I think for a few seconds.

“It’s where a bunch of horrible old men and some women come to shout at each other for an hour or so,” I say. “It’s an institution.” (Cue predictable widespread drollery based around the word “institution”.)

And they all trickle in as we get nearer to 6.30pm. Grumpy Ed; Mary (real name Michael, but he knows all about musicals, despite being heterosexual, and tonight he’s holding his locks in place with a scrunchy); Nickie (“Hello, Oona.” “It’s Yoona.” “I can’t say that. I’m calling you ‘Oona’.”); my old friend Toby . . .

How long, I had wondered earlier at the bar, had this institution been around?

At least 15 years, was the consensus. Norman, who is setting the quiz this week, by the way, is not horrible. But he is old: about 80. He won’t mind me saying that, for, in the picture round, one of the portraits – sepia-aged, which I tentatively identify as that of Evelyn Waugh – turns out to be of Norman himself. When he reveals this in the answers, he gets a round of applause. Which is just as well, because everyone had been getting very cross indeed about the difference between asteroids, meteors and meteorites and this was before anyone raised the issue of whether we actually know what caused the Tunguska event in the first place. (Malfunctioning warp core, I think.)

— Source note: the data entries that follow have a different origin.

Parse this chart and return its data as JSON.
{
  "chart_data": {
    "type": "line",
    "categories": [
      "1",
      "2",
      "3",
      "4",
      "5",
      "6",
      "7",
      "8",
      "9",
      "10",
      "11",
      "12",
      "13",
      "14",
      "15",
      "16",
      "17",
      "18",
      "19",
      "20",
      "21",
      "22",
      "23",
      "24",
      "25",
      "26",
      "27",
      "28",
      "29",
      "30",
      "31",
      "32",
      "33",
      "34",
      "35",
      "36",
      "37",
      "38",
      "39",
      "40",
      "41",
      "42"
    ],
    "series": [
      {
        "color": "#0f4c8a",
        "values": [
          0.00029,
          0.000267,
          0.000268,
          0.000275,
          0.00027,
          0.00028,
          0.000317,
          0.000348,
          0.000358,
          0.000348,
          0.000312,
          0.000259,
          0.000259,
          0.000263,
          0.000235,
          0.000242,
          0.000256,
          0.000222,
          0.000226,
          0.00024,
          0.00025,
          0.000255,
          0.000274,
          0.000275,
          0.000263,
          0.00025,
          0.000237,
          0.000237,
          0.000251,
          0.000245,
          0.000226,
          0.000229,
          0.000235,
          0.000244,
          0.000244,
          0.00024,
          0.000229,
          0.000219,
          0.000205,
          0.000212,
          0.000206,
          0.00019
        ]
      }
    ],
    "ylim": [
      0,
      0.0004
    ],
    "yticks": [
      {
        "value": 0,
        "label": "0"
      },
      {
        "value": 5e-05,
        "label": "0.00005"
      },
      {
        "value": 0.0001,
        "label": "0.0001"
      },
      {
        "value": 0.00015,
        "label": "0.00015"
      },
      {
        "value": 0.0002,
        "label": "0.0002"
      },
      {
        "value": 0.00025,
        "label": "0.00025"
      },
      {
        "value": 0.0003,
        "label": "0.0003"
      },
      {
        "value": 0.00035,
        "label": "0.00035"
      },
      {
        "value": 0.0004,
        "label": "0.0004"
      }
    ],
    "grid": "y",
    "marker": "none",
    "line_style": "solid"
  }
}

Toby and I, playing together, are one point in the lead at half-time. By the end of the quiz, though, we have slipped to a miserable third place. My money has run out and I am bloated by beer, but not enough to forget that I have squandered such scant intellectual capital as I may have had. “We shall not speak of this again,” I say to Toby, as I stagger out of the pub eventually, wondering if I’ll make it home without needing a pee.